Thanks for writing to Ask Dr. Math, David.

Yes, there is a way. First of all, factor n into its prime power
divisors:

n = p1^e1 * p2^e2 * ... * pr^er.

A number is divisible by n if and only if it is divisible by each
prime power in this expression. That reduces the problem to one where
n is a prime power.

A number is not divisible by a prime power p^e if it is not divisible
by the prime p itself, so a necessary but not sufficient condition is
divisibility by p. If the number is divisible by p, you can divide it
out, and see if the quotient is divisible by p^(e-1). That will reduce
the problem to one where n is a prime number p.

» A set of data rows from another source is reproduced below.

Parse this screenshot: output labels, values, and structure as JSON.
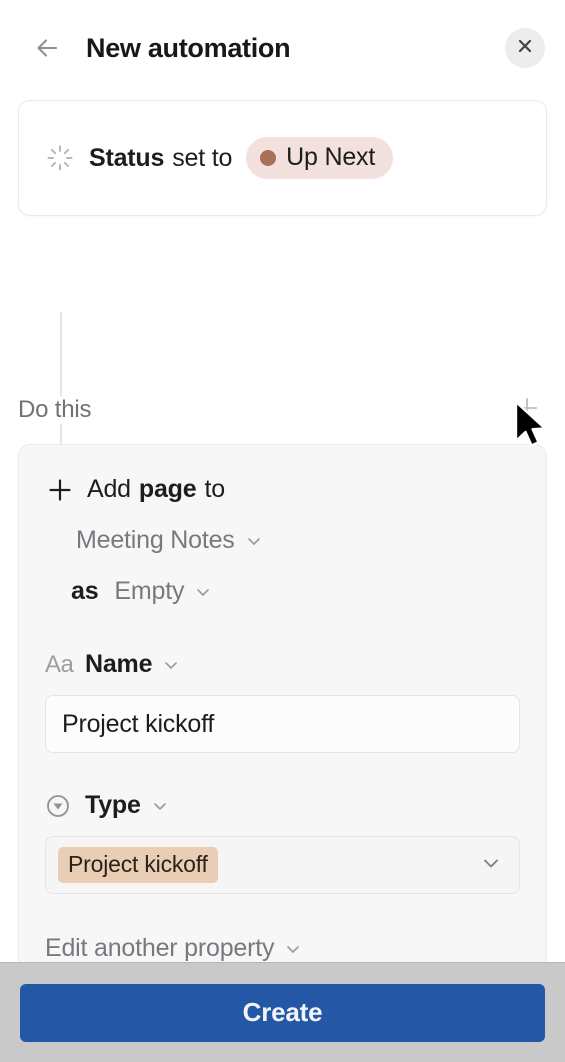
{
  "header": {
    "title": "New automation",
    "back_icon": "arrow-left-icon",
    "close_icon": "close-icon"
  },
  "trigger": {
    "icon": "spinner-status-icon",
    "property_label": "Status",
    "verb": "set to",
    "value_pill": {
      "label": "Up Next",
      "dot_color": "#a9705a",
      "background": "#f2e1dc"
    }
  },
  "do_this": {
    "label": "Do this",
    "add_icon": "plus-icon"
  },
  "action": {
    "add_icon": "plus-icon",
    "verb_prefix": "Add",
    "verb_object": "page",
    "verb_suffix": "to",
    "destination": "Meeting Notes",
    "as_label": "as",
    "template": "Empty",
    "chevron_icon": "chevron-down-icon",
    "properties": [
      {
        "icon": "text-aa-icon",
        "name": "Name",
        "field_type": "text",
        "value": "Project kickoff"
      },
      {
        "icon": "select-circle-icon",
        "name": "Type",
        "field_type": "select",
        "value": "Project kickoff",
        "tag_background": "#e9cdb4"
      }
    ],
    "edit_another_label": "Edit another property"
  },
  "footer": {
    "create_label": "Create",
    "create_color": "#2458a6"
  },
  "cursor": {
    "icon": "mouse-pointer-icon"
  }
}
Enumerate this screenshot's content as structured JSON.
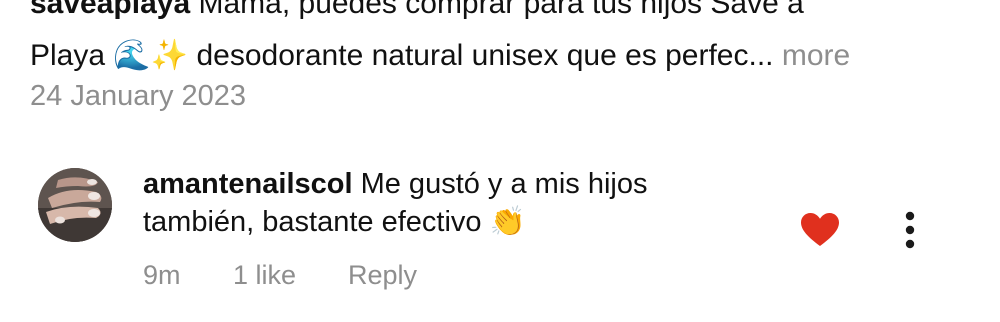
{
  "post": {
    "caption_username": "saveaplaya",
    "caption_line1": "Mamá, puedes comprar para tus hijos Save a",
    "caption_line2_start": "Playa",
    "caption_emojis": "🌊✨",
    "caption_line2_text": "desodorante natural unisex  que es perfec...",
    "more_label": "more",
    "date": "24 January 2023"
  },
  "comment": {
    "username": "amantenailscol",
    "text_line1": "Me gustó y a mis hijos",
    "text_line2": "también, bastante efectivo",
    "emoji": "👏",
    "time": "9m",
    "likes": "1 like",
    "reply_label": "Reply",
    "liked": true,
    "heart_color": "#e0301e",
    "heart_icon": "heart-filled-icon",
    "options_icon": "more-options-icon"
  }
}
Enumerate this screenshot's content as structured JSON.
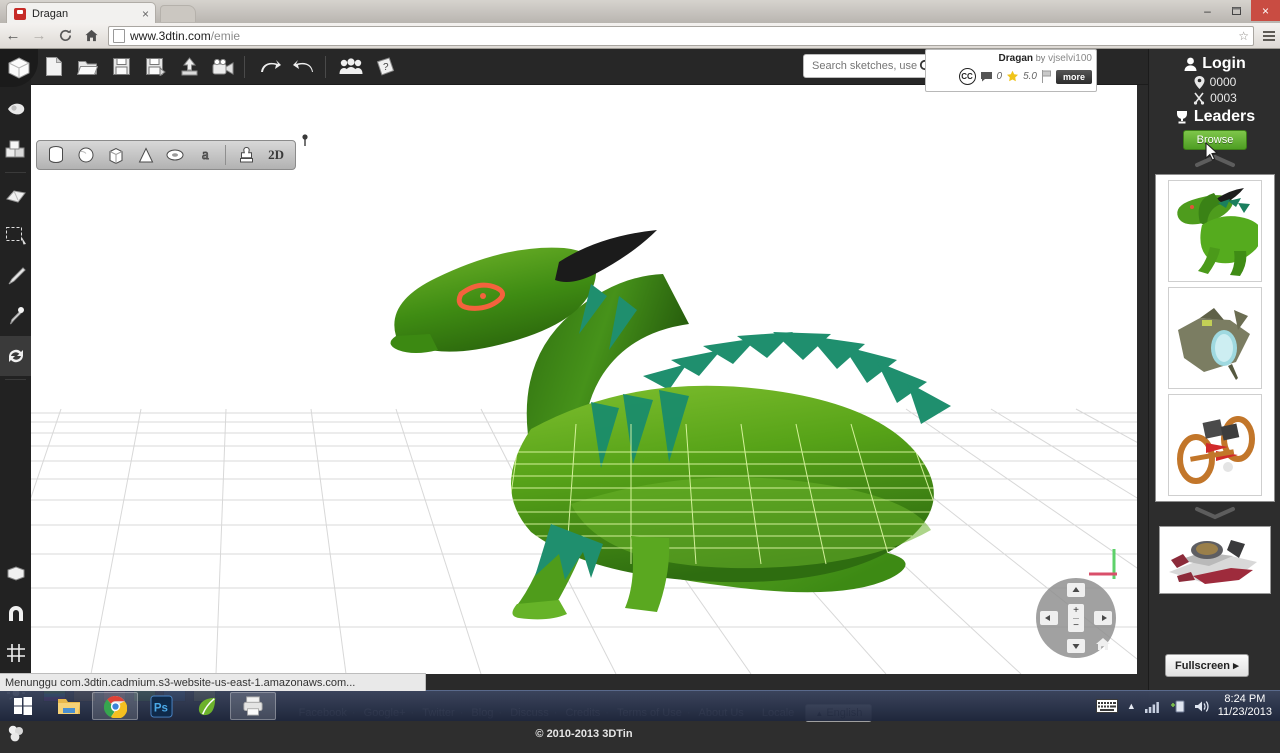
{
  "browser": {
    "tab": {
      "title": "Dragan",
      "close_label": "×",
      "favicon": "dragon-favicon"
    },
    "window_controls": {
      "minimize": "–",
      "maximize": "❐",
      "close": "×"
    },
    "nav": {
      "back": "←",
      "forward": "→",
      "reload": "↻",
      "home": "⌂"
    },
    "url": {
      "host": "www.3dtin.com",
      "path": "/emie"
    },
    "bookmark_star": "☆"
  },
  "app": {
    "toolbar": [
      {
        "name": "new-file",
        "label": "New"
      },
      {
        "name": "open-file",
        "label": "Open"
      },
      {
        "name": "save-file",
        "label": "Save"
      },
      {
        "name": "save-as-file",
        "label": "Save As"
      },
      {
        "name": "export-upload",
        "label": "Export"
      },
      {
        "name": "record-video",
        "label": "Record"
      },
      {
        "name": "undo",
        "label": "Undo"
      },
      {
        "name": "redo",
        "label": "Redo"
      },
      {
        "name": "community",
        "label": "Community"
      },
      {
        "name": "help",
        "label": "Help"
      }
    ],
    "left_tools": [
      {
        "name": "cube-tool",
        "label": "Cube"
      },
      {
        "name": "paint-tool",
        "label": "Paint"
      },
      {
        "name": "blocks-tool",
        "label": "Blocks"
      },
      {
        "name": "eraser-tool",
        "label": "Eraser"
      },
      {
        "name": "select-tool",
        "label": "Select"
      },
      {
        "name": "brush-tool",
        "label": "Brush"
      },
      {
        "name": "eyedropper-tool",
        "label": "Eyedropper"
      },
      {
        "name": "rotate-tool",
        "label": "Rotate"
      },
      {
        "name": "plane-tool",
        "label": "Plane"
      },
      {
        "name": "magnet-tool",
        "label": "Snap"
      },
      {
        "name": "grid-tool",
        "label": "Grid"
      },
      {
        "name": "light-tool",
        "label": "Light"
      },
      {
        "name": "material-tool",
        "label": "Material"
      }
    ],
    "shape_toolbar": {
      "shapes": [
        {
          "name": "cylinder-shape",
          "label": "Cylinder"
        },
        {
          "name": "sphere-shape",
          "label": "Sphere"
        },
        {
          "name": "box-shape",
          "label": "Box"
        },
        {
          "name": "cone-shape",
          "label": "Cone"
        },
        {
          "name": "torus-shape",
          "label": "Torus"
        },
        {
          "name": "text-shape",
          "label": "a"
        }
      ],
      "stamp_label": "Stamp",
      "mode_2d_label": "2D"
    },
    "search": {
      "placeholder": "Search sketches, users...",
      "value": ""
    },
    "info_card": {
      "title": "Dragan",
      "by_label": "by",
      "author": "vjselvi100",
      "license": "CC",
      "comments": "0",
      "rating": "5.0",
      "more_label": "more"
    },
    "nav_wheel": {
      "up": "▲",
      "down": "▼",
      "left": "◀",
      "right": "▶",
      "zoom_in": "+",
      "zoom_out": "−",
      "home": "⌂"
    },
    "axis": {
      "x_color": "#d94f6a",
      "y_color": "#5ed16a"
    },
    "palette": [
      {
        "name": "rainbow-swatch",
        "color": "rainbow"
      },
      {
        "name": "orange-swatch",
        "color": "#cf8c22"
      },
      {
        "name": "red-swatch",
        "color": "#f74b4b"
      },
      {
        "name": "green-swatch",
        "color": "#57e315"
      },
      {
        "name": "blue-swatch",
        "color": "#1778e0"
      },
      {
        "name": "yellow-swatch",
        "color": "#f7f35c"
      }
    ],
    "footer": {
      "links": [
        "Facebook",
        "Google+",
        "Twitter",
        "Blog",
        "Discuss",
        "Credits",
        "Terms of Use",
        "About Us"
      ],
      "locale_label": "Locale",
      "language": "English",
      "copyright": "© 2010-2013 3DTin"
    }
  },
  "sidebar": {
    "login_label": "Login",
    "stat_views": "0000",
    "stat_forks": "0003",
    "leaders_label": "Leaders",
    "browse_label": "Browse",
    "scroll_up": "scroll-up",
    "scroll_down": "scroll-down",
    "thumbnails": [
      {
        "name": "thumbnail-dragon",
        "label": "Dragon model"
      },
      {
        "name": "thumbnail-alien-ship",
        "label": "Alien ship model"
      },
      {
        "name": "thumbnail-wheel-machine",
        "label": "Wheel machine model"
      }
    ],
    "featured": {
      "name": "thumbnail-starfighter",
      "label": "Starfighter model"
    },
    "fullscreen_label": "Fullscreen",
    "fullscreen_arrow": "▸"
  },
  "status_bar": {
    "text": "Menunggu com.3dtin.cadmium.s3-website-us-east-1.amazonaws.com..."
  },
  "taskbar": {
    "apps": [
      {
        "name": "start-button",
        "label": "Start"
      },
      {
        "name": "file-explorer",
        "label": "File Explorer"
      },
      {
        "name": "chrome-app",
        "label": "Google Chrome"
      },
      {
        "name": "photoshop-app",
        "label": "Ps"
      },
      {
        "name": "leaf-app",
        "label": "App"
      },
      {
        "name": "printer-app",
        "label": "App"
      }
    ],
    "tray": {
      "keyboard": "keyboard-icon",
      "show_hidden": "▲",
      "network": "network-icon",
      "wifi": "wifi-icon",
      "volume": "volume-icon"
    },
    "time": "8:24 PM",
    "date": "11/23/2013"
  }
}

One way to find a test for divisibility by p is to find the smallest
multiple of p of the form x*10^k + 1 or x*10^k - 1, where x is very
small (preferably one digit). Then the test is that N is divisible by
p if and only if the number gotten from N by chopping off the last k
digits, multiplying them by x, and subtracting (or adding,
respectively) that product to the rest of N, is divisible by p.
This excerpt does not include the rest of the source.